Washington et Téhéran s'étaient déjà accusés mutuellement jeudi de violer le cessez-le-feu en vigueur depuis le 8 avril, après des frappes américaines sur le sud de l'Iran suivies d'une attaque contre le Koweït.

Plus de fermeté 

La guerre a été déclenchée le 28 février par une offensive israélo-américaine, alors que Téhéran et Washington avaient repris des négociations sur le nucléaire. Le conflit, qui a fait des milliers de morts, ébranle l'économie mondiale en faisant grimper les prix du pétrole.

Alors que les deux pays semblaient ces derniers jours se rapprocher d'un accord, le New York Times a rapporté samedi, sans plus de détails, que le président américain avait durci sa proposition et envoyé une nouvelle version d'un possible protocole d'accord à Téhéran.

Selon le site américain Axios, M. Trump, dont la priorité déclarée est de mettre fin au programme nucléaire iranien et de rétablir le trafic maritime dans le détroit d'Ormuz, souhaite plus de fermeté des négociateurs de Washington.

La chaîne CBS a rapporté dimanche soir que la nouvelle proposition américaine prévoit une prolongation du cessez-le-feu de 60 jours avec des clauses prévoyant la réouverture d'Ormuz et un cadre pour une reprise des négociations sur le nucléaire.

"Nous n'approuverons aucun accord tant que nous n'aurons pas la certitude que les droits du peuple iranien ont été pleinement garantis", a averti dimanche le principal négociateur iranien, le président du Parlement Mohammad Bagher Ghalibaf.

L'Iran, qui revendique son droit à mener un programme nucléaire civil, a toujours démenti vouloir se doter de l'arme atomique, malgré les soupçons en ce sens des Etats-Unis et de nombreux pays.

Il souhaite aborder ce dossier dans un second temps en cas d'accord avec Washington et exige une levée immédiate des sanctions le frappant.

Site stratégique 

Donald Trump a insisté dimanche sur Truth Social que le projet d'accord "stipule très clairement que l'Iran n'aura pas d'arme nucléaire", et ce "en des termes très fermes".

Téhéran insiste aussi pour que tout accord inclue la fin des hostilités au Liban, où Israël veut "éliminer" le Hezbollah pro-iranien.
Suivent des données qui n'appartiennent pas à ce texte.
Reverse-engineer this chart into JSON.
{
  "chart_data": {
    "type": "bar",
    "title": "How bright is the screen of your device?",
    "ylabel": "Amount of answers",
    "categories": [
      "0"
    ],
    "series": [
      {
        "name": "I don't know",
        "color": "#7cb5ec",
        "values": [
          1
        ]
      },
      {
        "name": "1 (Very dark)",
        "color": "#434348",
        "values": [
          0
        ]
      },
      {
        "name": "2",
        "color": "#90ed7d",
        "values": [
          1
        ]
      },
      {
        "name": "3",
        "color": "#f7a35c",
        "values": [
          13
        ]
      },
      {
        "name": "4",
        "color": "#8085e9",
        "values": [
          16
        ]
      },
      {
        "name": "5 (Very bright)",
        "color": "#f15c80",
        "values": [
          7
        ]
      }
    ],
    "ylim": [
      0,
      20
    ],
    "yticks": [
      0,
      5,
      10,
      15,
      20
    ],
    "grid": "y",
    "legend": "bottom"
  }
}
Mais sur ce front, l'armée israélienne continue à avancer dans le sud du pays où elle a mené de nouvelles frappes, et le Hezbollah poursuit ses attaques notamment dans le nord israélien, malgré la trêve en vigueur depuis le 17 avril, mais non respectée.

L'armée israélienne s'est emparée dimanche de la forteresse médiévale de Beaufort, un site stratégique où elle avait établi une base pendant les deux décennies de l'occupation israélienne, achevée en 2000.
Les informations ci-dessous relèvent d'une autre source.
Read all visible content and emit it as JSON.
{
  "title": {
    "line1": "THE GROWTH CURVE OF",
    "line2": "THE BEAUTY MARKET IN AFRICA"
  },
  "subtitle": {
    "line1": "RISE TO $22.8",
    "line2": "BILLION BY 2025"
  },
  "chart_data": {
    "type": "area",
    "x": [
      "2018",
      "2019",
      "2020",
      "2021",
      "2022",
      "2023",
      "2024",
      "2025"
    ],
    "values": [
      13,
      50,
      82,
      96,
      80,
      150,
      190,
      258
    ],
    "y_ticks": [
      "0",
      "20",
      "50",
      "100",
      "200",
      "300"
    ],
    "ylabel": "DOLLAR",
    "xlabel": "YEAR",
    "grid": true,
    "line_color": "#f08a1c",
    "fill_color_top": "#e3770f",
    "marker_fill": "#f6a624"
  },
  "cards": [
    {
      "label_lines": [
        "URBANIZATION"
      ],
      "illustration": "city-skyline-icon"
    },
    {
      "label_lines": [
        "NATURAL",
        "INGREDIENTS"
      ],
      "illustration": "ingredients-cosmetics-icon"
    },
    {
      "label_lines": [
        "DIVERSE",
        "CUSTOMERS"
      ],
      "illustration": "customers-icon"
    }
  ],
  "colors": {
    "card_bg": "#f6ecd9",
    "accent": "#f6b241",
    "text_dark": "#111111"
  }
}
Pour les Etats-Unis, c'est au Hezbollah de cesser les tirs en premier, en contrepartie de quoi Israël "s'abstiendrait de toute escalade à Beyrouth", selon un plan rapporté par un responsable américain à la suite d'entretiens menés dimanche par le chef de la diplomatie Marco Rubio avec le président libanais Joseph Aoun et le Premier ministre israélien Benjamin Netanyahu.

La France a demandé une réunion d'urgence au Conseil de sécurité, qui se tiendra lundi, selon des sources diplomatiques à l'AFP.